End-to-End Graph Neural Networks for Real-Time Hydraulic Prediction in Stormwater Systems

Abstract. Urban stormwater systems (SWS) play a critical role in protecting communities from pluvial flooding, ensuring public safety, and supporting resilient infrastructure planning. As climate variability intensifies and urbanization accelerates, there is a growing need for timely and accurate hydraulic predictions to support real-time control and flood mitigation strategies. While physics-based models such as SWMM provide detailed simulations of rainfall-runoff and flow routing processes, their computational demands often limit their feasibility for real-time applications.
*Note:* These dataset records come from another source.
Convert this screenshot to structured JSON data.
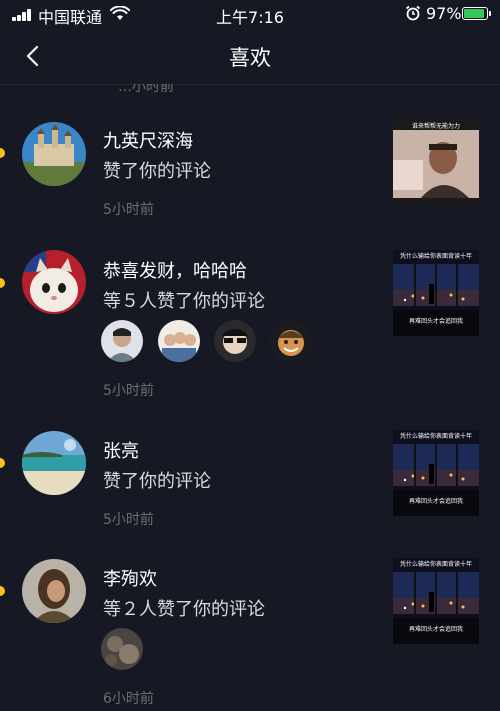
{
  "status_bar": {
    "carrier": "中国联通",
    "time": "上午7:16",
    "battery": "97%",
    "battery_level": 0.97
  },
  "nav": {
    "title": "喜欢",
    "back_icon": "chevron-left-icon"
  },
  "previous_time": "…小时前",
  "items": [
    {
      "name": "九英尺深海",
      "action": "赞了你的评论",
      "time": "5小时前",
      "thumb_caption": "谁来帮帮无能为力"
    },
    {
      "name": "恭喜发财，哈哈哈",
      "action": "等５人赞了你的评论",
      "time": "5小时前",
      "thumb_caption": "凭什么输给你表面背读十年",
      "thumb_sub": "再难回头才会追回我"
    },
    {
      "name": "张亮",
      "action": "赞了你的评论",
      "time": "5小时前",
      "thumb_caption": "凭什么输给你表面背读十年",
      "thumb_sub": "再难回头才会追回我"
    },
    {
      "name": "李殉欢",
      "action": "等２人赞了你的评论",
      "time": "6小时前",
      "thumb_caption": "凭什么输给你表面背读十年",
      "thumb_sub": "再难回头才会追回我"
    }
  ],
  "colors": {
    "background": "#161823",
    "unread_dot": "#f7c21c",
    "secondary_text": "#6b6d75",
    "battery": "#35c759"
  }
}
Surrogate models based on machine learning offer faster alternatives, but most rely on fully connected or grid-based architectures that struggle to capture the irregular spatial structure of drainage networks, often requiring precomputed runoff inputs and focusing only on node-level predictions. To address these limitations, we present GNN-SWS, a novel end-to-end graph neural network (GNN) surrogate model that emulates rainfall-driven hydraulic behavior across stormwater systems. The model predicts hydraulic states at both junctions and conduits directly from rainfall inputs, capturing the coupled dynamics of runoff generation and flow routing. It incorporates a spatiotemporal encoder–processor–decoder architecture with tailored message passing, autoregressive forecasting, and physics-guided constraints to improve predictive accuracy and physical consistency. Additionally, a training strategy based on the pushforward trick enhances model stability over extended prediction horizons. Applied to a real-world urban watershed, GNN-SWS demonstrates strong potential as a fast, scalable, and data-efficient alternative to traditional solvers. This framework supports key applications in urban flood risk assessment, real-time stormwater control, and the optimization of resilient infrastructure systems.